L’analyse de la proportionnalité de la mesure conduit la Cour à reconnaître aux États membres une latitude importante dans l’organisation de leur système de santé, consacrant une marge d’appréciation étendue pour garantir la couverture pharmaceutique de leur territoire.
II. La consécration d’une marge d’appréciation étendue des États membres dans l’organisation de leur système pharmaceutique
La Cour de justice examine la proportionnalité de la restriction en évaluant l’adéquation de la mesure à l’objectif poursuivi (A) ainsi que sa nécessité (B), concluant à la conformité de la réglementation italienne avec le droit de l’Union.
A. L’adéquation du monopole au système de planification territoriale
La Cour estime que la réglementation nationale est propre à garantir la réalisation de l’objectif visé. Son raisonnement repose sur le lien indissociable entre le monopole de dispensation des médicaments sur ordonnance et le système de planification territoriale des pharmacies. Ce système vise à assurer une répartition équilibrée des officines sur l’ensemble du territoire, y compris dans les zones géographiquement isolées ou commercialement moins attractives. Permettre aux parapharmacies, dont l’implantation n’est pas régulée, de vendre des médicaments sur ordonnance pourrait entraîner leur concentration dans les zones les plus rentables. Une telle situation risquerait de diminuer la clientèle des pharmacies planifiées, de compromettre leur viabilité économique et, à terme, de conduire à leur fermeture. La Cour en déduit qu’une libéralisation, même partielle, aurait « des répercussions négatives sur l’effectivité de l’ensemble du système de planification des pharmacies et donc sur la stabilité de celui-ci ». Le monopole accordé aux pharmacies est donc jugé adéquat pour préserver l’intégrité et la finalité du maillage territorial.

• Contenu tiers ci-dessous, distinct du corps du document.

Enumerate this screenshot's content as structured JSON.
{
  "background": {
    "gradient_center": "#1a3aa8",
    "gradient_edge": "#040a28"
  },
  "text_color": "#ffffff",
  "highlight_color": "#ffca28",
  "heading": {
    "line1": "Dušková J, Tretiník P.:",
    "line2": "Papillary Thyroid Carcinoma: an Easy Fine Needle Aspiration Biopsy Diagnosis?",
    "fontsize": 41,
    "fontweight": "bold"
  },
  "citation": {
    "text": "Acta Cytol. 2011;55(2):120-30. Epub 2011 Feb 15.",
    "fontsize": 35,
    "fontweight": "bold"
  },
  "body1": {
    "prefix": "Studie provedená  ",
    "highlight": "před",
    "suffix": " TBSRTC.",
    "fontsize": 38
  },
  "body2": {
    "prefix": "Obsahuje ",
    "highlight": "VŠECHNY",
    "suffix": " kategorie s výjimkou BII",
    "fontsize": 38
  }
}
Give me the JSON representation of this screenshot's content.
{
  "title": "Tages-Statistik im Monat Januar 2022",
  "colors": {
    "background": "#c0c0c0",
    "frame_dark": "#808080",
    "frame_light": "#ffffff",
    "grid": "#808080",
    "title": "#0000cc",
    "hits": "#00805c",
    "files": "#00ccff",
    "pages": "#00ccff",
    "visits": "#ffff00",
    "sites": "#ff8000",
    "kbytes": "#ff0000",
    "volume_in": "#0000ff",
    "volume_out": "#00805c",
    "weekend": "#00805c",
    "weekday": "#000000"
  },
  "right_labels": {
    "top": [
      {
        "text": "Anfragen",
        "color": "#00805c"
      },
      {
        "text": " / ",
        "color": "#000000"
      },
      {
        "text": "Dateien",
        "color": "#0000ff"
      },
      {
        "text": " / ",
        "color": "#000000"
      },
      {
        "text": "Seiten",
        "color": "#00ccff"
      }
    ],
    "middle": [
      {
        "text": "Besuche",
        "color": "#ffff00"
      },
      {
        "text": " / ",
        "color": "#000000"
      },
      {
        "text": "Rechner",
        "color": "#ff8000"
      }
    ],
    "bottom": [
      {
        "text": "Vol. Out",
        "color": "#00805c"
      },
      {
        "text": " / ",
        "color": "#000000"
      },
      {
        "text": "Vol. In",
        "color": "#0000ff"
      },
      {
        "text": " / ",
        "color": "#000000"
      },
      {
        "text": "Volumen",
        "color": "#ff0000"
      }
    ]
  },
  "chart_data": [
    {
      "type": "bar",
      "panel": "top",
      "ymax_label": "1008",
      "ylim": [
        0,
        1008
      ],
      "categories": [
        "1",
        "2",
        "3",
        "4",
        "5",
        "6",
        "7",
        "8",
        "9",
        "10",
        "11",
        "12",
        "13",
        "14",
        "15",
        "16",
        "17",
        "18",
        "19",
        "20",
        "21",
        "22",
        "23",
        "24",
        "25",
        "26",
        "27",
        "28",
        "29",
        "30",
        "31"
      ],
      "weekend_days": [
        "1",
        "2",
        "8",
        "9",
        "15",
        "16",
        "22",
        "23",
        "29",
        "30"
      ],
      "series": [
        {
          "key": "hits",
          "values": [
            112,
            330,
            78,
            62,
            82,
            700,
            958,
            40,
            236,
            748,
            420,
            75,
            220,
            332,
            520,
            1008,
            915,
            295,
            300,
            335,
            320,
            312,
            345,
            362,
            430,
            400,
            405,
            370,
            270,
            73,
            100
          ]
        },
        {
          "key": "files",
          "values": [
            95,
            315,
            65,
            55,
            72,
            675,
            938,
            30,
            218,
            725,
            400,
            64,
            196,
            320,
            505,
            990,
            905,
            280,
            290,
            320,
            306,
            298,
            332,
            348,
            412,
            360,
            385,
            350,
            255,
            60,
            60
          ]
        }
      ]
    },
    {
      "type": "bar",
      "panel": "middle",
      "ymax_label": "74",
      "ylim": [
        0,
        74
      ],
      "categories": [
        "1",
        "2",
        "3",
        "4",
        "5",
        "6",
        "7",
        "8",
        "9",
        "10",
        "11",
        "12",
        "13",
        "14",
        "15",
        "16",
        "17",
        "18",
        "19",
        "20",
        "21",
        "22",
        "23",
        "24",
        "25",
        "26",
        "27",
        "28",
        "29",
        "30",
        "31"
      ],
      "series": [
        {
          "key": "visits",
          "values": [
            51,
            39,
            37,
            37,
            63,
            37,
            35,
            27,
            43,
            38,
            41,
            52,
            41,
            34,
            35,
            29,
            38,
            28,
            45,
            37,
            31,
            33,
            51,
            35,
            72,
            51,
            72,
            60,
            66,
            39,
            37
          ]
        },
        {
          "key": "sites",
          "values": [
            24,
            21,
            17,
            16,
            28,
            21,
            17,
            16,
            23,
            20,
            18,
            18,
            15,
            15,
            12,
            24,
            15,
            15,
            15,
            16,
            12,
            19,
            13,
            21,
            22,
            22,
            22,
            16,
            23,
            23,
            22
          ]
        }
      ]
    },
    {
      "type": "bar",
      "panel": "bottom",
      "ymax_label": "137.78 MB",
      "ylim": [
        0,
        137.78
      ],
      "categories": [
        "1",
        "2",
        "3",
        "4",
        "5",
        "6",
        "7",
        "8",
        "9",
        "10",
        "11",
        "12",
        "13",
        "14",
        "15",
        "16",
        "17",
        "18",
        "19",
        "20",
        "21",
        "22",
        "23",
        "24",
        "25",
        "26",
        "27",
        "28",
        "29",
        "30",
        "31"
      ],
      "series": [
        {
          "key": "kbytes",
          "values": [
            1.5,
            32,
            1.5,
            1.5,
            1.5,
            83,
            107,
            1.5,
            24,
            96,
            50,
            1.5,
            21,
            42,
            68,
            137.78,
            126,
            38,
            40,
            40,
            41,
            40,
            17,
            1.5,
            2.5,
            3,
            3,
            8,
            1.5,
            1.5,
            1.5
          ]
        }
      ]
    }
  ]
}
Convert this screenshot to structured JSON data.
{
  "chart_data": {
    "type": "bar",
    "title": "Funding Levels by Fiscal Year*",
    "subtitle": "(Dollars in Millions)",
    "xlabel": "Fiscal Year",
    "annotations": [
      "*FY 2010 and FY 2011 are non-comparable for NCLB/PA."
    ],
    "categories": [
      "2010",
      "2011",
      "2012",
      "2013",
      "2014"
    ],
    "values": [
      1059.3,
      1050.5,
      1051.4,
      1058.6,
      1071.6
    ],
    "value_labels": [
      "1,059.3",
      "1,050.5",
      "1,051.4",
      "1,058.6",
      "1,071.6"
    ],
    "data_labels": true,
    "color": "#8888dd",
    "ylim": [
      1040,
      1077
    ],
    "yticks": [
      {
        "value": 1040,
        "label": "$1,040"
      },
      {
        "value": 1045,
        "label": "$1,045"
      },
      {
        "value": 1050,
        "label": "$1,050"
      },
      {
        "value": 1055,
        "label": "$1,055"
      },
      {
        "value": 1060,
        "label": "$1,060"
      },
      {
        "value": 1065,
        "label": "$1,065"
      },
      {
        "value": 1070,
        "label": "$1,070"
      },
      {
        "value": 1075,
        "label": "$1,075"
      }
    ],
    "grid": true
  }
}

B. Une appréciation restrictive du caractère nécessaire de la mesure
Enfin, la Cour évalue si la mesure ne va pas au-delà de ce qui est nécessaire pour atteindre l’objectif. Elle rappelle à ce titre que les États membres disposent d’une marge d’appréciation pour déterminer le niveau de protection de la santé publique. Face aux incertitudes sur l’importance des risques pour l’approvisionnement en médicaments, un État membre peut prendre des mesures protectrices sans attendre que ces risques soient pleinement démontrés. Le risque d’une pénurie de pharmacies dans certaines zones, privant la population d’un accès rapide et sûr aux médicaments sur ordonnance, est jugé suffisamment important pour justifier la mesure. Dans ce contexte, la Cour estime que le système qui réserve la vente de ces médicaments aux seules pharmacies « n’apparaît pas aller au-delà de ce qui est nécessaire afin d’atteindre l’objectif visant à assurer un approvisionnement en médicaments de la population qui soit sûr et de qualité ». En l’absence de démonstration d’une mesure alternative aussi efficace, la Cour fait preuve de déférence envers le choix opéré par le législateur national pour protéger son système de santé.